Despite the previous advice to the husband to retain his own counsel and the husband's insistence on not doing so the husband nevertheless expressed his doubts several times during the conference as to whether he should discuss the matter with the attorney who each time urged him to leave the office and obtain independent counsel. Each time the husband refused and insisted on proceeding with a discussion of the conduct of the parties and their teenage daughter and the possibilities of a reconciliation
with his wife. Reconciliation was again broached by the attorney to his client. She rejected it and directed the attorney to proceed with the divorce proceedings.
The husband upon being served with process retained independent counsel and now complains that because of the conferences with the attorney and the latter's acceptance of a $25 conference fee, the attorney is disqualified from representing the wife because of an alleged inherent conflict of interests. The attorney returned the $25 fee to the husband.
The question posed is whether, in this case, it is unethical for the attorney to continue to represent the wife in the divorce action.
On the facts as presented we are of the opinion that the attorney may continue to represent the wife. To hold otherwise would have two undesirable effects: (1) it would tend to discourage members of the bar from fulfilling the public policy that attorneys should make every reasonable effort to effect reconciliations in matrimonial cases, American Bar Association, Committee on Professional Ethics, Opinion 58 (1931); and (2) it would enable a disgruntled party to a reconciliation conference to unjustifiedly disqualify the opposing party's counsel and, in the present case, deprive the wife of the benefit of her own attorney's familiarity with her cause and his talents as her advocate.
The facts in this case are distinguishable from those presented in our Opinion 86, 88 N.J.L.J. 733 (1965), where the attorney after being consulted by the wife who did not retain him, was consulted by the husband who sought to retain him. Having received confidential communications from the wife with a view of
possibly being her advocate, an attorney cannot become the attorney of the husband in litigation between them.

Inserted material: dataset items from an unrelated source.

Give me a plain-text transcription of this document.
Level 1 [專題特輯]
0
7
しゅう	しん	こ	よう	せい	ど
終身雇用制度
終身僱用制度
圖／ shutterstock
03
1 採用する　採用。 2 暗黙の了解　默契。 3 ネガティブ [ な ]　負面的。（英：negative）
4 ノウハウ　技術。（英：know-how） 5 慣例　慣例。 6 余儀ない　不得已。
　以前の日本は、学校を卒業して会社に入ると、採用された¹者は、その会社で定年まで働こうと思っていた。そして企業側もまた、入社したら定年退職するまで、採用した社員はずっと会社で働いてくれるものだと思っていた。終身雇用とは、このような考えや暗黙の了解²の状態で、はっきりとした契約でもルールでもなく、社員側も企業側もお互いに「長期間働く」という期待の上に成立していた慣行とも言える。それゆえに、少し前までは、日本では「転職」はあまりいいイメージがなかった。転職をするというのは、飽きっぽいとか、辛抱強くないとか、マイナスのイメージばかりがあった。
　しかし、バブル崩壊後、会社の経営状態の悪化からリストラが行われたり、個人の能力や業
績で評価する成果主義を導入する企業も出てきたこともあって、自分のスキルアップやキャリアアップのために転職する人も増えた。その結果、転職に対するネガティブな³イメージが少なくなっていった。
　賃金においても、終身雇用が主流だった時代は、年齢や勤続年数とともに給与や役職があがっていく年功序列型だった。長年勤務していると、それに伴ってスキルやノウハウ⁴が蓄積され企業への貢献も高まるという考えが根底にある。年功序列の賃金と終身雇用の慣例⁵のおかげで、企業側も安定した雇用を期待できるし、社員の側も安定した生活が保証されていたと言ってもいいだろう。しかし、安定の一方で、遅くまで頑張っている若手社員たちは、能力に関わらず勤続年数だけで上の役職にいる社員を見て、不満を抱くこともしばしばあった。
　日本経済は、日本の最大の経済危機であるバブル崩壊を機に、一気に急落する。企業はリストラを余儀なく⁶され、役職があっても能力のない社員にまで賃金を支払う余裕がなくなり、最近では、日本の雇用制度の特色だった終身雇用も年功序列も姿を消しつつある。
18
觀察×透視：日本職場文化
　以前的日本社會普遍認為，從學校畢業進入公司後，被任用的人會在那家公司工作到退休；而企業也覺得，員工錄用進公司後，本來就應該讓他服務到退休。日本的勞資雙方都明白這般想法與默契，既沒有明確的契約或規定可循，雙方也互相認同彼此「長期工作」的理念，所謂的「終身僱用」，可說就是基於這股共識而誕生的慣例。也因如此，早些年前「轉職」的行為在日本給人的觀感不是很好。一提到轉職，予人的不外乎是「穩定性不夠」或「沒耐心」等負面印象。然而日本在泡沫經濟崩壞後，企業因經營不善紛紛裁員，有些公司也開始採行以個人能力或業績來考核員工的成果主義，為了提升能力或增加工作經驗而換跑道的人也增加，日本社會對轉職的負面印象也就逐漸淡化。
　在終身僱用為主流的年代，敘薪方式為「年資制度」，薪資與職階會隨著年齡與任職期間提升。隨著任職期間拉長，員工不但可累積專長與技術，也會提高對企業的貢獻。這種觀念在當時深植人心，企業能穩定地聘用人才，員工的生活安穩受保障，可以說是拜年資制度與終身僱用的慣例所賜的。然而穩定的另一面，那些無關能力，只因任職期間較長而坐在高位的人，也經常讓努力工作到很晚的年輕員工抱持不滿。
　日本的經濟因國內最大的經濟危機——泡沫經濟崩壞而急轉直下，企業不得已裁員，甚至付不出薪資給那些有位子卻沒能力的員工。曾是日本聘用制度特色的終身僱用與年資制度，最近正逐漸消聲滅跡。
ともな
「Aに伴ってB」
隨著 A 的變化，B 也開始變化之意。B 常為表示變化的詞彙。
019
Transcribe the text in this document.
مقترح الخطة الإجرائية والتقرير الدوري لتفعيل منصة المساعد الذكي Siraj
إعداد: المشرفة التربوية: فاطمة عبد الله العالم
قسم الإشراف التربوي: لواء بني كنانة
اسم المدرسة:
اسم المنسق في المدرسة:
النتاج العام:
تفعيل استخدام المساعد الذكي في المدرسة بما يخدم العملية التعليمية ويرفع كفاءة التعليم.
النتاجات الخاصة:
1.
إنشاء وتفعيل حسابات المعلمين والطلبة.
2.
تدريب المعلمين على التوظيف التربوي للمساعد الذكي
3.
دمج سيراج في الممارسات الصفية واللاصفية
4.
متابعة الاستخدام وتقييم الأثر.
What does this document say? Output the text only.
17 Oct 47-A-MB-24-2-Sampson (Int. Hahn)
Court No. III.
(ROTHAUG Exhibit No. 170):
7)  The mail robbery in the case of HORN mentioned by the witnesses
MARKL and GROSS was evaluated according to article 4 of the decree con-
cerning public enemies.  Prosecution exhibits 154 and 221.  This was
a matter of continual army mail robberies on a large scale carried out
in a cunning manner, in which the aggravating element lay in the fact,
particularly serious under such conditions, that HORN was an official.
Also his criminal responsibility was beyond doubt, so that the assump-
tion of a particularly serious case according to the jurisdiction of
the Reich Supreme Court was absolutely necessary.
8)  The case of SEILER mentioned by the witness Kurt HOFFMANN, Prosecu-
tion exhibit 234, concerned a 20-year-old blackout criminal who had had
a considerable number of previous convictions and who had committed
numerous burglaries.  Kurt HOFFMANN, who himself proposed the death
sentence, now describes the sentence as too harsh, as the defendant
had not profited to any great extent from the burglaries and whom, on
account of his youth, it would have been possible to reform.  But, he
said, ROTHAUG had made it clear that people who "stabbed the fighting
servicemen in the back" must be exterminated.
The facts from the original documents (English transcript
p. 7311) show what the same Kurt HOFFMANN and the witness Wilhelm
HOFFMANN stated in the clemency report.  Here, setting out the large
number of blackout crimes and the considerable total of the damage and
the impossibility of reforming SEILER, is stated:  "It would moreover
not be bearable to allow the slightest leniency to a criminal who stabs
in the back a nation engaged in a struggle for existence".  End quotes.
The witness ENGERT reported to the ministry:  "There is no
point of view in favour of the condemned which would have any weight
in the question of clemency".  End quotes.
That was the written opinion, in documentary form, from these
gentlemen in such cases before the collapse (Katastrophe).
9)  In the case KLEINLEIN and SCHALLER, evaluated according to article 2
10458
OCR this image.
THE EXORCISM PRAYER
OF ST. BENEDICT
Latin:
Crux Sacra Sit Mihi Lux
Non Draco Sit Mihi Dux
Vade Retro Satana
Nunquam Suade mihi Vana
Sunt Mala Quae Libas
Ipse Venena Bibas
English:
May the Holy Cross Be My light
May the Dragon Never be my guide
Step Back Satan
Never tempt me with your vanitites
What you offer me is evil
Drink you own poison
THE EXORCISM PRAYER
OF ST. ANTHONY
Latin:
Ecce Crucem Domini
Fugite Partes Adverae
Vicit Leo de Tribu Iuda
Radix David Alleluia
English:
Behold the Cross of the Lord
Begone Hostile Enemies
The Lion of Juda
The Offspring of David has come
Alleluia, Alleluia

The facts here clearly distinguish this inquiry from the case of In re Braun, 49 N.J. 16 (1967), where the attorney involved saw both parties together at the time of the first conference, and thereafter, when both parties had engaged other counsel and a suit had been instituted by the wife, the attorney again was consulted by the husband. He discussed with the husband the pending divorce suit, examined the pleadings, and was requested by the husband to
take over the suit and represent him. The attorney charged the husband a conference fee but apparently did nothing further because a few days after that conference the attorney was visited by the wife and agreed to represent her in the divorce suit, going so far as to secure a substitution of attorney on her behalf. When the husband protested this, the attorney withdrew as the wife's counsel. The Supreme Court found this conduct to warrant reprimand under Canons 6 and 37. But, in the present case, we do not have such improper conduct because counsel for the wife, at all times, made it clear to the husband that he was representing only the wife.
While it is our view that counsel in the pending inquiry should not have accepted the conference fee from the husband - a fee which he returned as above noted - we do not consider that his conduct in this case was improper.